まず私は、自分のことを「反芻思考の強い残念な性格にして、社会的にも“ただの肉体労働者”としか見られない程度の底辺な存在」と思っていて、大人になればなる程『ジャンプ』が嫌いになった。
「友情?クソだ。ジャンプは子供か勝ち組の大人が読めばいい」。私は29歳にしてここまで捻くれていた。

職場の後輩がTSUTAYA書店で買った『チェンソーマン』。それが私とこの作品との出会いだった。
私もなぜか読んだ。気付いたら7巻まで一気に買って読んでいた。読んだ感想は…。
「私は何を読んだんだ?あれ?」「友情?愛情?熱血?」「私が想像してたジャンプとは?」
頭がめちゃくちゃになった。
でも、ひとつだけわかった。この作品は愛に溢れたサイコパスだと。
心と感情を切り離す。泣きながら笑いつつ、殴りながら愛を歌うような、感情の支離滅裂さ。
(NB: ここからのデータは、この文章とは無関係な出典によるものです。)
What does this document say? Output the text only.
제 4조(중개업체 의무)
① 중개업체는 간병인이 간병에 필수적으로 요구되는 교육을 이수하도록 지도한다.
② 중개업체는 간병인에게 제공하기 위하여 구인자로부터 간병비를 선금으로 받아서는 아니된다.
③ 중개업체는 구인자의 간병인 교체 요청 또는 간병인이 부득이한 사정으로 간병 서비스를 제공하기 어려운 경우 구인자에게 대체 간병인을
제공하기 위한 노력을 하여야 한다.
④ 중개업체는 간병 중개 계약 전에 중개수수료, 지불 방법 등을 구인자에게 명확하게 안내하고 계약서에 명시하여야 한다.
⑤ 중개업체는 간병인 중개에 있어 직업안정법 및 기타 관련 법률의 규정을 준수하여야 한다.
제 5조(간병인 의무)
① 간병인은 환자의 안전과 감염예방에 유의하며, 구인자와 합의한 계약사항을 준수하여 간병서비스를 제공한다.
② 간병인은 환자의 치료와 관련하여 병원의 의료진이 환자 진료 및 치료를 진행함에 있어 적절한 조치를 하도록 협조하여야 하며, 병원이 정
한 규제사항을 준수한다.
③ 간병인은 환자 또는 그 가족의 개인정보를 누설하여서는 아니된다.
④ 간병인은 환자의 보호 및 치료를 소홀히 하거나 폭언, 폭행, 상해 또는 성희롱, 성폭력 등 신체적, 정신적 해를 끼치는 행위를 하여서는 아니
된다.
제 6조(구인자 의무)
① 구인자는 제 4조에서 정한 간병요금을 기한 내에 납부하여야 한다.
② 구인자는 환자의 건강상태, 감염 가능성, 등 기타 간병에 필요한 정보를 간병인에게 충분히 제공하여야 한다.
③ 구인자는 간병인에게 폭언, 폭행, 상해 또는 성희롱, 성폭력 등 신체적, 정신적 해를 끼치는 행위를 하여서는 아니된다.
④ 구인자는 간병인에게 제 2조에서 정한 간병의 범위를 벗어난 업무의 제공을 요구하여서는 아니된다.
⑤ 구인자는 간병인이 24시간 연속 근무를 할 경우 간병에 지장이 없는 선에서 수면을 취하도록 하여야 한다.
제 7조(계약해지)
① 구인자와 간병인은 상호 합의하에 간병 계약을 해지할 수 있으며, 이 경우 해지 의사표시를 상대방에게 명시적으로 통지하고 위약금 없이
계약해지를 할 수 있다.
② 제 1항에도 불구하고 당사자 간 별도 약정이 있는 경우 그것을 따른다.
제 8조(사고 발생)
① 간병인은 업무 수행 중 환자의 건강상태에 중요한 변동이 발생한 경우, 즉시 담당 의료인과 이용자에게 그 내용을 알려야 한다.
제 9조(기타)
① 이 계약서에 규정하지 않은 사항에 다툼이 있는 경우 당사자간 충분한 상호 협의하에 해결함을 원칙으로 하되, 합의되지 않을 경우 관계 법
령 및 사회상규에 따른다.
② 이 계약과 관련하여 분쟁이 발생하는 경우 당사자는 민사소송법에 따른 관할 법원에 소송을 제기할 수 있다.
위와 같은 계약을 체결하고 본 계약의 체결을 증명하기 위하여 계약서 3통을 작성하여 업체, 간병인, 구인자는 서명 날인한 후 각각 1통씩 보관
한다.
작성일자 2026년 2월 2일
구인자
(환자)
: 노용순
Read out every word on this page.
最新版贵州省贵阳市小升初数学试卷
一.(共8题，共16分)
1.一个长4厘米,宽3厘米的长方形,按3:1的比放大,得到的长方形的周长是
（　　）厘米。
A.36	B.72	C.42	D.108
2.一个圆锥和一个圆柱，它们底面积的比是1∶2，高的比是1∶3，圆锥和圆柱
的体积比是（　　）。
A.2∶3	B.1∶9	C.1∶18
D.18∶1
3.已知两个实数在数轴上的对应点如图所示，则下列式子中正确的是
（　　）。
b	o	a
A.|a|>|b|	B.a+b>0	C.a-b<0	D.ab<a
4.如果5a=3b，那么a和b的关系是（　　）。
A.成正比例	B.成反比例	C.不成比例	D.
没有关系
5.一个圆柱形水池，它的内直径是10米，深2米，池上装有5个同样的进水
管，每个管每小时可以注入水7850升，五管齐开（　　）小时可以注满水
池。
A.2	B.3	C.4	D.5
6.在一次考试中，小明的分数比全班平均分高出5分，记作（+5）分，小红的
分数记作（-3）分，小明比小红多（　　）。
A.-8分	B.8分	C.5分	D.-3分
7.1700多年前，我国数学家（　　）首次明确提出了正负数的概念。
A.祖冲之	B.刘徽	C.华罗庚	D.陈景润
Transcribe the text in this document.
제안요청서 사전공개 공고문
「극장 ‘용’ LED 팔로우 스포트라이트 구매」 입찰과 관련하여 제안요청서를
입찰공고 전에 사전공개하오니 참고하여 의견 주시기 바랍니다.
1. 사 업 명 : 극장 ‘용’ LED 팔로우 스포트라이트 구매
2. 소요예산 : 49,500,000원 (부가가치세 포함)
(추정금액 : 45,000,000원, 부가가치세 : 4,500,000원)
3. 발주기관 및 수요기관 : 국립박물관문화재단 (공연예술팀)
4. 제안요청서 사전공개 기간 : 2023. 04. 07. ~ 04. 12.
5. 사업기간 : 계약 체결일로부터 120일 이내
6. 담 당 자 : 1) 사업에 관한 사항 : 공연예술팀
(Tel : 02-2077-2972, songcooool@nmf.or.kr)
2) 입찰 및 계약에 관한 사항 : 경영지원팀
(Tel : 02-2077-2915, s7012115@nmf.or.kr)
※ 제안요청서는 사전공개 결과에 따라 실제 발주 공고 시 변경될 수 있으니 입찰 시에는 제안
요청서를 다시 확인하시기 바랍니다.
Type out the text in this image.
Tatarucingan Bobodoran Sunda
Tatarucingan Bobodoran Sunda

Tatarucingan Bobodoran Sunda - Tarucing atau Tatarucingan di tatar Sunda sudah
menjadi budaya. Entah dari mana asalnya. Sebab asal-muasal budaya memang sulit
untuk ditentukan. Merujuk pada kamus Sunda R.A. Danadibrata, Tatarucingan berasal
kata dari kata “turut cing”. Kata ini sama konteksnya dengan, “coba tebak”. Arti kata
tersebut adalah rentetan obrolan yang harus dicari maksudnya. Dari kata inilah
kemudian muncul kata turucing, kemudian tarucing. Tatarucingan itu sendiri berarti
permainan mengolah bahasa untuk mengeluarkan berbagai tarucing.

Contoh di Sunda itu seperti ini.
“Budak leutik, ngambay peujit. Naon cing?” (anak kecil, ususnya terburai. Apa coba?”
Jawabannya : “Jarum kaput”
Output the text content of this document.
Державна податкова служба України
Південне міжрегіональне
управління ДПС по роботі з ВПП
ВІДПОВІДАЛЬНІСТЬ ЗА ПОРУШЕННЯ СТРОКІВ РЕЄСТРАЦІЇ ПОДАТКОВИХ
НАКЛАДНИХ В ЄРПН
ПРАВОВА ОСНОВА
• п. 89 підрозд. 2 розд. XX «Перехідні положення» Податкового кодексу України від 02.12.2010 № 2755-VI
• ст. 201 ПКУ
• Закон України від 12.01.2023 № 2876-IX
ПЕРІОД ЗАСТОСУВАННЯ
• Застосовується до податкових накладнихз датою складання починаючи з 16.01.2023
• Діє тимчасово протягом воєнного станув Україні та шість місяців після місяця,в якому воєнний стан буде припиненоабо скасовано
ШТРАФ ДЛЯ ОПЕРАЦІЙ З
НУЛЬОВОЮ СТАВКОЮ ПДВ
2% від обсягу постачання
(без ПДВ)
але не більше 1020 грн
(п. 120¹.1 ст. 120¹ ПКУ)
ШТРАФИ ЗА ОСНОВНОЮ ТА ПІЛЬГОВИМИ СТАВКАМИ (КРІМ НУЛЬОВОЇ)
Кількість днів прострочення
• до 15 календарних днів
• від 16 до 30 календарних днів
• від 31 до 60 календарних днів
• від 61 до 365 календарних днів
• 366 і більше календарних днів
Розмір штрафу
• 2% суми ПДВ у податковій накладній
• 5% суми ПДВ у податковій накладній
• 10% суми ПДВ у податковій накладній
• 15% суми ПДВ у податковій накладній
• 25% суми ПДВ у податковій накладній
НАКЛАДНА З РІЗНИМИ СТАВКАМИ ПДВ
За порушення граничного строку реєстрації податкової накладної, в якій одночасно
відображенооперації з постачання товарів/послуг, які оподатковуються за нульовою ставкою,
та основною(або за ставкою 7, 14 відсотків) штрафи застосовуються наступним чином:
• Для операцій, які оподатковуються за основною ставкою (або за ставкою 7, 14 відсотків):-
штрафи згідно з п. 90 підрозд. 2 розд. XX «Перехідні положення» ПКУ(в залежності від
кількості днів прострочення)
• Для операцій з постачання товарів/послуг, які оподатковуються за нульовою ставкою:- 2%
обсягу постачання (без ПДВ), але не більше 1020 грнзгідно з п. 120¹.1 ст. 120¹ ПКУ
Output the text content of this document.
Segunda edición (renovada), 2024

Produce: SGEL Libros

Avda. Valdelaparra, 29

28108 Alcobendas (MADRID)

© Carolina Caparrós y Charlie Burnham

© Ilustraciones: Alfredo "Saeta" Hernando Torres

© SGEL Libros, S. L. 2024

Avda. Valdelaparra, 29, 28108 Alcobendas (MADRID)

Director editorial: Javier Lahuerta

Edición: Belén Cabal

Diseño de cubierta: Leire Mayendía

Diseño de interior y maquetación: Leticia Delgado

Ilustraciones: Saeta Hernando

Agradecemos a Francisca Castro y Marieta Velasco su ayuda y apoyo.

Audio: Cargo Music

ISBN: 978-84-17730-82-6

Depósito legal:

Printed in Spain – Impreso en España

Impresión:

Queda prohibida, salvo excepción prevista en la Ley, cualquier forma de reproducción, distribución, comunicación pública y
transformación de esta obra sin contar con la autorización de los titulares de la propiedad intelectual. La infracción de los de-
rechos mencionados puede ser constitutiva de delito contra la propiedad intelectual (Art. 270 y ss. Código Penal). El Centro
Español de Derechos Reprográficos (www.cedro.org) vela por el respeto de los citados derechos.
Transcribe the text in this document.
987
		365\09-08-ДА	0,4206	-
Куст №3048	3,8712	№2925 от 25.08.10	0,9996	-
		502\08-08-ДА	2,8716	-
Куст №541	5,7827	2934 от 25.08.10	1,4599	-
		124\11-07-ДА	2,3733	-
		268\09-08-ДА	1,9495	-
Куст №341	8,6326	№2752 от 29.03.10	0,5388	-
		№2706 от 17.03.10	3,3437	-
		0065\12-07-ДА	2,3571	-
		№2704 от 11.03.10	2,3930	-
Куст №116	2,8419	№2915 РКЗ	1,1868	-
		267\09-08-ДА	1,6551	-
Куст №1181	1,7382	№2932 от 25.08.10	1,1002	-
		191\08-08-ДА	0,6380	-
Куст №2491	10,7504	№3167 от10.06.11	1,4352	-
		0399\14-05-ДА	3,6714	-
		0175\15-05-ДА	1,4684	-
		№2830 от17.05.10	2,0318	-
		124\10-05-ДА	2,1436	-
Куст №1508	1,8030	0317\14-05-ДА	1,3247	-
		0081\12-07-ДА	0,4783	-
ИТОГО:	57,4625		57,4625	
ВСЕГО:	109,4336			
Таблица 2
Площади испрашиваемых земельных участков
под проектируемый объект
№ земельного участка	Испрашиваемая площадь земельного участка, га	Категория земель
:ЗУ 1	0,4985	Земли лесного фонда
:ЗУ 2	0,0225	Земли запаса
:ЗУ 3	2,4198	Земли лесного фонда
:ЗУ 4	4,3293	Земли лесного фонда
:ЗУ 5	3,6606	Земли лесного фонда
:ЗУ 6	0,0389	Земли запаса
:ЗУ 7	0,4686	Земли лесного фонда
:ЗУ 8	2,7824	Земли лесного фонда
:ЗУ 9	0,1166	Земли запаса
あまりに意味不明過ぎた作品だったので、前作『ファイアパンチ』も全巻買って読んだ。
ーーうん。やっぱりイカれてる。
『ジャンプ』で、あの『ジャンプ』で、ですよ。

『ジャンプ』はここまで変化を求めていたのか。
そして、読者がここまでの変化を求めていた事に最高の拍手をしたい。

サイコパスは、芸術的なのかもしれない。そう思う作品。